Setting new goals

Travis Roy describes life-changing injury, meeting new challenge
March 27, 2015

Travis Roy has always been a goal setter.


Travis Roy shared his story with about 150 people in the

Odeum in the Rubin Campus Center.

As a boy, that meant someday playing hockey for a top Division 1 college, moving on to the National Hockey League, maybe even making the U.S. Olympic team.

Now, Roy’s goals are much more modest, but no less important to him. One day, he’d like to brush his teeth again, or perhaps drive a car.

Roy crashed headlong into the boards just moments after stepping onto the ice in his first college hockey game, and the injury left him a quadriplegic. Ever since that life-changing mishap almost 20 years ago, Roy has been doggedly working his way back to independence. Tuesday, he shared his story with about 150 people in the Odeum in the Rubin Campus Center in a talk hosted by the Robert A. Foisie School of Business.


Travis Roy described how his life-changing accident occurred

just 11 seconds into his first shift as a Boston University hockey player.

Near the beginning of Roy’s presentation, he showed a video of the accident that occurred just 11 seconds into his first shift as a Boston University hockey player. Roy races to a corner of the rink chasing the puck, then falls behind an opposing player into the boards. Soon he’s surrounded by players, coaches, officials, a doctor and his father. It’s hard to watch the video as Roy sits below the overhead screen in his motorized wheelchair.

“I think I knew almost immediately,” he recalled, adding that he told his father that his neck hurt and he couldn’t move.

A PROMISING START

October 20, 1995, began as the best day of Roy’s life. He was tapped as just a freshman to start his Division 1 hockey career. He got his first custom-made hockey stick. The national championship banner from the previous season was raised at BU as his parents and high school coaches watched in the stands. And it ended when he fell and fractured his fourth and fifth vertebrae.

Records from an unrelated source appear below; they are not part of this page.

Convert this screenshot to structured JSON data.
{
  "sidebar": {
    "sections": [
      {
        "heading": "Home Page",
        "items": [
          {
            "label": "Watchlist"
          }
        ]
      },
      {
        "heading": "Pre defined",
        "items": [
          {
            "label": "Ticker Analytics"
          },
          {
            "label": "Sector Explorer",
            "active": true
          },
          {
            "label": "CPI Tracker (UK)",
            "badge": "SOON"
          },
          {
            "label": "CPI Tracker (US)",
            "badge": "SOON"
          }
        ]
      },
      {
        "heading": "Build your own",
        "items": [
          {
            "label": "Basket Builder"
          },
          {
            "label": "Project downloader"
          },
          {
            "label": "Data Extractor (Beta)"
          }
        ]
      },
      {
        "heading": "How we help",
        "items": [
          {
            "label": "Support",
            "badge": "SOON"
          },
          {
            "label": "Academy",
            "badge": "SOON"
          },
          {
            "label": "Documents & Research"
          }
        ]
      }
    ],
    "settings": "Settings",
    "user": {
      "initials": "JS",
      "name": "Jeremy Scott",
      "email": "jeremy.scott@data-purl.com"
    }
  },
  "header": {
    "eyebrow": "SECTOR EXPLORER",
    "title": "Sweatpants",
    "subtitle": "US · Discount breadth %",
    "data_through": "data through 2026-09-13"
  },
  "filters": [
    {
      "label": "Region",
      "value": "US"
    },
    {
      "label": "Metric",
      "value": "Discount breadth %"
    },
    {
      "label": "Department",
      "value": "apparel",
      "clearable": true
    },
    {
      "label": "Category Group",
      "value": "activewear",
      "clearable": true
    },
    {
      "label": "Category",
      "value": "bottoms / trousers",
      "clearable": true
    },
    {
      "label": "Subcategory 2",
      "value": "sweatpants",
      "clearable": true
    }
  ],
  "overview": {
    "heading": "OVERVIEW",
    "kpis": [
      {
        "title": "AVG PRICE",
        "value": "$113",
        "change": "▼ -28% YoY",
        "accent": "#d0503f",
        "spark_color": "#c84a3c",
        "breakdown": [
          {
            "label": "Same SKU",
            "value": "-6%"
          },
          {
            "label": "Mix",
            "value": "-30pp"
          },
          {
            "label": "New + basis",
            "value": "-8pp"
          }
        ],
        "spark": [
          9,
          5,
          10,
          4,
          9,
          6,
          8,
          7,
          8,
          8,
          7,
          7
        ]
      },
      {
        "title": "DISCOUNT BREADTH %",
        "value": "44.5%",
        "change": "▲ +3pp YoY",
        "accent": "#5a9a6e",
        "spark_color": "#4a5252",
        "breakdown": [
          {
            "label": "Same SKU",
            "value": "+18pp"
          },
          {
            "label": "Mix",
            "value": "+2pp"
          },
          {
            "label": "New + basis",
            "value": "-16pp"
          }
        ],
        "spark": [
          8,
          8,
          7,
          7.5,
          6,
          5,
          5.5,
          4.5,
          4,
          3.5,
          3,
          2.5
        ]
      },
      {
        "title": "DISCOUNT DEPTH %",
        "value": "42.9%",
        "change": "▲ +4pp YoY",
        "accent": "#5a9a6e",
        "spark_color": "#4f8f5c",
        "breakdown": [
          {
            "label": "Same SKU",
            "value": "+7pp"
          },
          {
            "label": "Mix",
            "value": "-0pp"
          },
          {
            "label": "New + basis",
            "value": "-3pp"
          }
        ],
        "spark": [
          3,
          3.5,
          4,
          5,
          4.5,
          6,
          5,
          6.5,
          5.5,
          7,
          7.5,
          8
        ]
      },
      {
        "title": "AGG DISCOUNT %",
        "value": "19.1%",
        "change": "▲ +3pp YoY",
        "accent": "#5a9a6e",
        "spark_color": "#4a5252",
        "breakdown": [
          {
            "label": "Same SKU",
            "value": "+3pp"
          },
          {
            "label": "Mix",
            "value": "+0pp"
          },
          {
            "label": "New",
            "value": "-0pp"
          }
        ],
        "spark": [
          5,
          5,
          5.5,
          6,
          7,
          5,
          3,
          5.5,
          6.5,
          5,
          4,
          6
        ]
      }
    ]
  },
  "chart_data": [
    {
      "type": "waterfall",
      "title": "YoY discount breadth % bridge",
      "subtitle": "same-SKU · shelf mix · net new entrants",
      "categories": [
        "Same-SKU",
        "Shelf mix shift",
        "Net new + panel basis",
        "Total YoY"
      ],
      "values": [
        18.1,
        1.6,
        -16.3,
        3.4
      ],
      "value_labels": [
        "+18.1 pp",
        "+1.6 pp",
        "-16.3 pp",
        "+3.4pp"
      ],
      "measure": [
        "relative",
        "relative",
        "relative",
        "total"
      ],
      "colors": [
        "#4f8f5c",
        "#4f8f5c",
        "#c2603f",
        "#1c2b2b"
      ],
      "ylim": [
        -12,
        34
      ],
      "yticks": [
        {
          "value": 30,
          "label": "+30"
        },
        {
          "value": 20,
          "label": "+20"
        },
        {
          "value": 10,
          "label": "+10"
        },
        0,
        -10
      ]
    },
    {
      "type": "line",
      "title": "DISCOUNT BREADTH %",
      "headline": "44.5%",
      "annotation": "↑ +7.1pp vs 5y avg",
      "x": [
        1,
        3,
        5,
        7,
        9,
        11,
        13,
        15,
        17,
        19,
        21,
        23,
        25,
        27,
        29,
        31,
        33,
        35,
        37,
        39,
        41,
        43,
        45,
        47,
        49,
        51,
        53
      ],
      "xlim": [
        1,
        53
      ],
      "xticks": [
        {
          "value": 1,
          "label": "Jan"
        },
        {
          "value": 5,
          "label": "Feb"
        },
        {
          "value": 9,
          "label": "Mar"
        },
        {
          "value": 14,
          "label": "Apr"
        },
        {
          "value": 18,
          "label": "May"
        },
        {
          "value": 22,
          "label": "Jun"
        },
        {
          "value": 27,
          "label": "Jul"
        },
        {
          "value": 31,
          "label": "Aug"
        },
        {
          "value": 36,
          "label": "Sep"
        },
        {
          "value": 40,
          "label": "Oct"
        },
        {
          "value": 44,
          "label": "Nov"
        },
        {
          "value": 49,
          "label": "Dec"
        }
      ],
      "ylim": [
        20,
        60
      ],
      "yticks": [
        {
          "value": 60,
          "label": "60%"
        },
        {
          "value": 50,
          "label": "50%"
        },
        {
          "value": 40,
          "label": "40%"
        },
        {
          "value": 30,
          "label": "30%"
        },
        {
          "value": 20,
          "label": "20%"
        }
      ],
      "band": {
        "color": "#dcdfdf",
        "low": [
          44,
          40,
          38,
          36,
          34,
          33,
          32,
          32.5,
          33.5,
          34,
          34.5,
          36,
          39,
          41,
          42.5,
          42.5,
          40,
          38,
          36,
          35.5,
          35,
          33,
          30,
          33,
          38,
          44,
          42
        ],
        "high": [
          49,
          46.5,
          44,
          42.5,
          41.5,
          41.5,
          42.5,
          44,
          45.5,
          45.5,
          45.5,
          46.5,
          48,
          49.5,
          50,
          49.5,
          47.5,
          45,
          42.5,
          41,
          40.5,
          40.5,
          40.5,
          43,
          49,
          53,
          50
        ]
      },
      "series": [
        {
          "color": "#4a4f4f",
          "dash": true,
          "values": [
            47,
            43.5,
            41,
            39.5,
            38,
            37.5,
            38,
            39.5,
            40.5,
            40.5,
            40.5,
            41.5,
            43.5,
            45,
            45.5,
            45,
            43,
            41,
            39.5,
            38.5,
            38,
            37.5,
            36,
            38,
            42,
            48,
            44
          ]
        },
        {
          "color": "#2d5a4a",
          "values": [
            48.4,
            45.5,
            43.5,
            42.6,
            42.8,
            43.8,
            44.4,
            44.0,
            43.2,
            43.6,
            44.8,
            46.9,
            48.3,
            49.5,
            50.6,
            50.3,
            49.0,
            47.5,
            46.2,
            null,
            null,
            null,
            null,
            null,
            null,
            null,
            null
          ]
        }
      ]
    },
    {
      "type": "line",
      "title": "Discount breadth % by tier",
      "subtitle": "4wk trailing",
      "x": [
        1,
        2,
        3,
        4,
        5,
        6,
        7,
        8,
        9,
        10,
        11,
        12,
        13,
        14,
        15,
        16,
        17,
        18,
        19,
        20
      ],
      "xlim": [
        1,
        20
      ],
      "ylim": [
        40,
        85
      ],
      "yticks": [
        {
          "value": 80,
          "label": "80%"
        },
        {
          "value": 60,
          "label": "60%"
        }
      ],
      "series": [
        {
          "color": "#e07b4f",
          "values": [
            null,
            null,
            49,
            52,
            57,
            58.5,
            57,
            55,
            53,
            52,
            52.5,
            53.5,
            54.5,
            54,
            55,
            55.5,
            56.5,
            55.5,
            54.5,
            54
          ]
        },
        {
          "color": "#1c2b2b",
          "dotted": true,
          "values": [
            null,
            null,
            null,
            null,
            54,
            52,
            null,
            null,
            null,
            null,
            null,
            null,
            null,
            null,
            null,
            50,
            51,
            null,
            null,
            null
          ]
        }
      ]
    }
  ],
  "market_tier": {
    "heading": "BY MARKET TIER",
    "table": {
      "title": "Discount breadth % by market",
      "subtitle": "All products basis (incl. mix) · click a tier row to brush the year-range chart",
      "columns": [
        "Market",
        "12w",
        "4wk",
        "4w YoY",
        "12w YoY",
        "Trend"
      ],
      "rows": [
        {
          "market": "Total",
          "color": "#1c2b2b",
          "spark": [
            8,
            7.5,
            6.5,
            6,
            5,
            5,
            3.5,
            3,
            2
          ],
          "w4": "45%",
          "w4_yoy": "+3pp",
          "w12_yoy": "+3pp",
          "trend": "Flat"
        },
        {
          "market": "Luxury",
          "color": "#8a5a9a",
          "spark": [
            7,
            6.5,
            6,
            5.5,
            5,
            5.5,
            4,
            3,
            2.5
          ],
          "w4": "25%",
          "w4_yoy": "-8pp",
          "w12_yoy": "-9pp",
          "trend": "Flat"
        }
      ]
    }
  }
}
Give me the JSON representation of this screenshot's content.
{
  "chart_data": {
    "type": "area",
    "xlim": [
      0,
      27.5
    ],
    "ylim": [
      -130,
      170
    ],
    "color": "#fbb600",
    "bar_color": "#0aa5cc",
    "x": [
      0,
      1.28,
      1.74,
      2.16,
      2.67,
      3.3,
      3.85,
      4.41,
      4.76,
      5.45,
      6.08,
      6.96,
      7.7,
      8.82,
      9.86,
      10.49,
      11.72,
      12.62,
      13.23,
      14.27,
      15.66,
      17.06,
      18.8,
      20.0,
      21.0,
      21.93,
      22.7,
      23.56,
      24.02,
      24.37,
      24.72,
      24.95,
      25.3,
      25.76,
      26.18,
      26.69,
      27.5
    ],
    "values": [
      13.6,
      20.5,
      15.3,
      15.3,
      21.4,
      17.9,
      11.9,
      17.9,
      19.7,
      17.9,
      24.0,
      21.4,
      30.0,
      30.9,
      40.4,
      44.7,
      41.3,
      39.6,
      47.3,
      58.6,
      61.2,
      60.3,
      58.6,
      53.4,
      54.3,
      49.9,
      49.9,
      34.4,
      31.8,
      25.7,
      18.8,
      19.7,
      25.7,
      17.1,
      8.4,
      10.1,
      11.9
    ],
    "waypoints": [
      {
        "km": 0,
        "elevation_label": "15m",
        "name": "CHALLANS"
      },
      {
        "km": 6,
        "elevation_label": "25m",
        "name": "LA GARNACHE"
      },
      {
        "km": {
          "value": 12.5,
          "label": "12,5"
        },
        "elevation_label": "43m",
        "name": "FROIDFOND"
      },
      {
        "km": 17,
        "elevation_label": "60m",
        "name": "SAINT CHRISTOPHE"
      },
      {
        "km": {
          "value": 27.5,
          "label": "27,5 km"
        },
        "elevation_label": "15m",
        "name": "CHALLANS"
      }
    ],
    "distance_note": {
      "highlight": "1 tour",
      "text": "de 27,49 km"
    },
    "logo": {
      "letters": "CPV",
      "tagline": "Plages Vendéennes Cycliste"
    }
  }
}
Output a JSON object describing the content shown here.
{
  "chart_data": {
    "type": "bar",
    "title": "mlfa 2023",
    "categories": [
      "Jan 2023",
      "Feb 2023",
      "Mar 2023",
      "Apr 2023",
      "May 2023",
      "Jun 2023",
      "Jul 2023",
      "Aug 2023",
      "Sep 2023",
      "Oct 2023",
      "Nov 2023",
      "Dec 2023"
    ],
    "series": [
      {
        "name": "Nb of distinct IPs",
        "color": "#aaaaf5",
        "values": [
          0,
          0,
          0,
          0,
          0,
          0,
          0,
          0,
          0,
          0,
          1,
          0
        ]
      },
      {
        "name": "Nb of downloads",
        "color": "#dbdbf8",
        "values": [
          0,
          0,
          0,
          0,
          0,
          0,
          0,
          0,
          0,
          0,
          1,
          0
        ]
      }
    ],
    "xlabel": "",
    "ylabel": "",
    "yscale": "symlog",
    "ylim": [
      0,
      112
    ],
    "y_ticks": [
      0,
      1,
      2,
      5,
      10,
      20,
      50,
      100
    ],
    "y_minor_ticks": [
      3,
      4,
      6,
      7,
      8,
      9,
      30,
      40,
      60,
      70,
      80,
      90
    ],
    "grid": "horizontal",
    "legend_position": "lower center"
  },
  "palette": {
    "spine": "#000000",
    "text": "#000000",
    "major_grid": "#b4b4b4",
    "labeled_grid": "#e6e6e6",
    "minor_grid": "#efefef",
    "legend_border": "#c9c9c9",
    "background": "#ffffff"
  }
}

Roy said to that point, he had chosen his course in life. Now, a new challenge had chosen him and his goals had to change.

It hasn’t been easy.


After undergoing rehab, Travis Roy earned a degree in

communications at BU and established the Travis Roy

Foundation, which has raised $3 million for research into spinal

cord injuries and a similar amount to help quadriplegics

become more independent.

Roy spent four months in the hospital in Boston, then six more in rehabilitation in Atlanta. It was in rehab that he decided to take control of his life, saying it was hard not to be positive with the support that surrounded him and fundraising on his behalf, including a donation of $7.23 from a kid’s piggybank.

Even though the reality of his situation set in once he sat in a wheelchair, he told himself, “A day in a wheelchair is infinitely better than lying in a hospital bed.” Plus, others in rehab were worse off. “I was one of the lucky ones,” he said.

Rather than be bitter or resentful, he set new goals from himself: finishing rehab, going back to school for his degree, becoming as independent as possible and making a living.

SMALL ACCOMPLISHMENTS

Progress came slowly. He told how it took weeks to learn to feed himself, using his right arm, of which he has partial use. That first bit of food was a bagel, spread with cream cheese and butter. Difficult as it was, Roy derived a sense of satisfaction from that small accomplishment.

After rehab, Roy earned a degree in communications at BU; began the Travis Roy Foundation, which has raised $3 million for research into spinal cord injuries and a similar amount to help quadriplegics become more independent; wrote a book, 11 Seconds; and became a motivational speaker, with 35 to 40 engagements a year.

The message from his talks is aimed at a general audience, not just people with disabilities.

“I believe, in life there are times when we choose our challenges and there are other times when the challenges simply choose us,” he said. “It’s what we do in the face of those challenges that define who we are and, more importantly, what we can and will become.”

“I can still laugh. I can still cry. I can still enjoy the people around me,” Roy said at the end of his talk. “I’m still the same Travis I always was, except now I’m rolling through life instead of skating.”